Now, the Chesed Center is getting ready for its first Chanukah. Jewish Family Experience volunteers came a few weeks before the holiday and helped pack bags full of chocolate coins, Chanukah notes and dreidels to help children and families celebrate.

Also just in time for the holidays, the Chesed Center ran a coat drive, which Adler called an “unbelievable success,” where it collected six coat racks of gloves, boots, coats and other winter wear.

While holiday giving lets local families in need receive some festive items, more people may also need healthy and kosher foods, and in larger quantities, during the holidays and when the weather is bad, for which the Chesed Center is also prepared.

“By providing basic necessities during a rough patch, the Chesed Center relieves some financial pressure, hopefully allowing people to get back on their feet and work toward financial stability,” Fishbach said.

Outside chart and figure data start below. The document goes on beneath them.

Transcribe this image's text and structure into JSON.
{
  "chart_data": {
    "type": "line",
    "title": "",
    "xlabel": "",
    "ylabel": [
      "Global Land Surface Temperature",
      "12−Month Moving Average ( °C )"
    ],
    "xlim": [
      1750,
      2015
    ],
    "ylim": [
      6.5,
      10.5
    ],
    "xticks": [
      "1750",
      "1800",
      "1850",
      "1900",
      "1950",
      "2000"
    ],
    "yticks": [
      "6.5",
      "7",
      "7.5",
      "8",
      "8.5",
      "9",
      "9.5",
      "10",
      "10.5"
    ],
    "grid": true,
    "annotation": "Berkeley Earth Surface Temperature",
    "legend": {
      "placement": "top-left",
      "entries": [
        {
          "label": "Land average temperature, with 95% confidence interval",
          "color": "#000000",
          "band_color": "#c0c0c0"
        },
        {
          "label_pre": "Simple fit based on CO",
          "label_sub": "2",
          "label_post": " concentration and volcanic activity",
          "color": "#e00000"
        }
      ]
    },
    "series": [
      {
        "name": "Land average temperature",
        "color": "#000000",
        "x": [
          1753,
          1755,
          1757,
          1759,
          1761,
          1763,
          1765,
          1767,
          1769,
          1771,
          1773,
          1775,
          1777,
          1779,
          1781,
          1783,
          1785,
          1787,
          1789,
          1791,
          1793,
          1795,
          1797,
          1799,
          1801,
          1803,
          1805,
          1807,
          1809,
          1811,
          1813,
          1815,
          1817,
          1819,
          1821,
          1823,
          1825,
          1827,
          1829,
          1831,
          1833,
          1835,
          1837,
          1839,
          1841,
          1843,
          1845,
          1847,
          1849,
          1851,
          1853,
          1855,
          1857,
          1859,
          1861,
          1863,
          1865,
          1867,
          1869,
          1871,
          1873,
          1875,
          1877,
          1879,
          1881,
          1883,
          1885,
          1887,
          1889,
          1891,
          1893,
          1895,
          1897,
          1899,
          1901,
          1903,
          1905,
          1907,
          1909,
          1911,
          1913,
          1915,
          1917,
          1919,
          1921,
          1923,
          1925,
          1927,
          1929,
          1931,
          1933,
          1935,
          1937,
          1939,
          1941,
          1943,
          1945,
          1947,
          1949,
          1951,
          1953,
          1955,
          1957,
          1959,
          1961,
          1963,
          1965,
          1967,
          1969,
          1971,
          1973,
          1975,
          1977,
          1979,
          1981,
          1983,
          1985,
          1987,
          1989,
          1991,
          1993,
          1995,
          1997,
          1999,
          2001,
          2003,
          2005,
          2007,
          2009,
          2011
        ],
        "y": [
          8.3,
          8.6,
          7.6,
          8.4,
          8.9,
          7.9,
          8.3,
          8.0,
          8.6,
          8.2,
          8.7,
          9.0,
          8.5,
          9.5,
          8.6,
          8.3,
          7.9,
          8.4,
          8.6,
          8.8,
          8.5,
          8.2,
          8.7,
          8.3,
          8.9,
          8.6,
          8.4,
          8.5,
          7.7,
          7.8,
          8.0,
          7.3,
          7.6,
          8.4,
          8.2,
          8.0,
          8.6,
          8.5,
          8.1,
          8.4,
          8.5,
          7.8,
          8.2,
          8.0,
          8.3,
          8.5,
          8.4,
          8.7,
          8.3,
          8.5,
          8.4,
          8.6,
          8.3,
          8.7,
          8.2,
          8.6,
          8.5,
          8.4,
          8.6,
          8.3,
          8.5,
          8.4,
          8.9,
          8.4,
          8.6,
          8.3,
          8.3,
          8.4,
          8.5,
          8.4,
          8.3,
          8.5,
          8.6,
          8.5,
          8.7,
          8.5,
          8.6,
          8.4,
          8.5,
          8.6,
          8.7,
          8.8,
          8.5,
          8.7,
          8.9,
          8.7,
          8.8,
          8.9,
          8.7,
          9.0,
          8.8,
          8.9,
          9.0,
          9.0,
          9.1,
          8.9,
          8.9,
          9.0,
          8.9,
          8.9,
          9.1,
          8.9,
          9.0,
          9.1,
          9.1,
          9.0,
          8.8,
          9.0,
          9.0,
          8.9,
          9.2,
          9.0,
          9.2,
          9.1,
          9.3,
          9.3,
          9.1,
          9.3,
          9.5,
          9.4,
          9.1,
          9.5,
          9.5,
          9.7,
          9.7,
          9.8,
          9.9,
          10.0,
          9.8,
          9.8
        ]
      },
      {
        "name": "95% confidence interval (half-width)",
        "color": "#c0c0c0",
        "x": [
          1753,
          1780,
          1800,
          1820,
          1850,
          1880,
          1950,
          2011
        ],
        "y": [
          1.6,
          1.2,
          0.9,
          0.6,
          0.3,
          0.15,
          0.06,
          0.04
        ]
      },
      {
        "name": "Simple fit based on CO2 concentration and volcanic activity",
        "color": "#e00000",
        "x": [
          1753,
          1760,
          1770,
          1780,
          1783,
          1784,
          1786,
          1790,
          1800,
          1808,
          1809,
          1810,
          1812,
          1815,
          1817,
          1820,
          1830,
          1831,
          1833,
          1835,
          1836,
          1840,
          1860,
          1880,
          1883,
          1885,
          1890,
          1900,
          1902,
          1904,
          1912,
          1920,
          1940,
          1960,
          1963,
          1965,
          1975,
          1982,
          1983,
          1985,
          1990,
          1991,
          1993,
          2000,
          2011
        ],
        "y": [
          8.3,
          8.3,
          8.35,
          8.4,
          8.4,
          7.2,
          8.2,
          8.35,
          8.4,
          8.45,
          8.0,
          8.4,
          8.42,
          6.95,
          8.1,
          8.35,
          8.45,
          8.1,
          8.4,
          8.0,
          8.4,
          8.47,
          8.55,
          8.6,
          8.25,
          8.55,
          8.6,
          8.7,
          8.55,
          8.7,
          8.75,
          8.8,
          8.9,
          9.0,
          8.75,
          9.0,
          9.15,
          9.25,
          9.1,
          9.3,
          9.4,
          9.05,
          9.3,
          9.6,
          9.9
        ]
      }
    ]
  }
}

Both Adler and Fishbach said although they are pleased at the Chesed Center’s success in reaching families in need, it always could help more people.

“Sometimes the people that are in need, they are sheltered and they don’t want to disclose their situation to anybody – even to rabbis or teachers. While they may know somebody in need, to actually get that person to come is a difficult task; they have to be comfortable to come, that is our challenge,” Adler said. “Are we serving 225 families? Yes. Can we serve more? Probably.”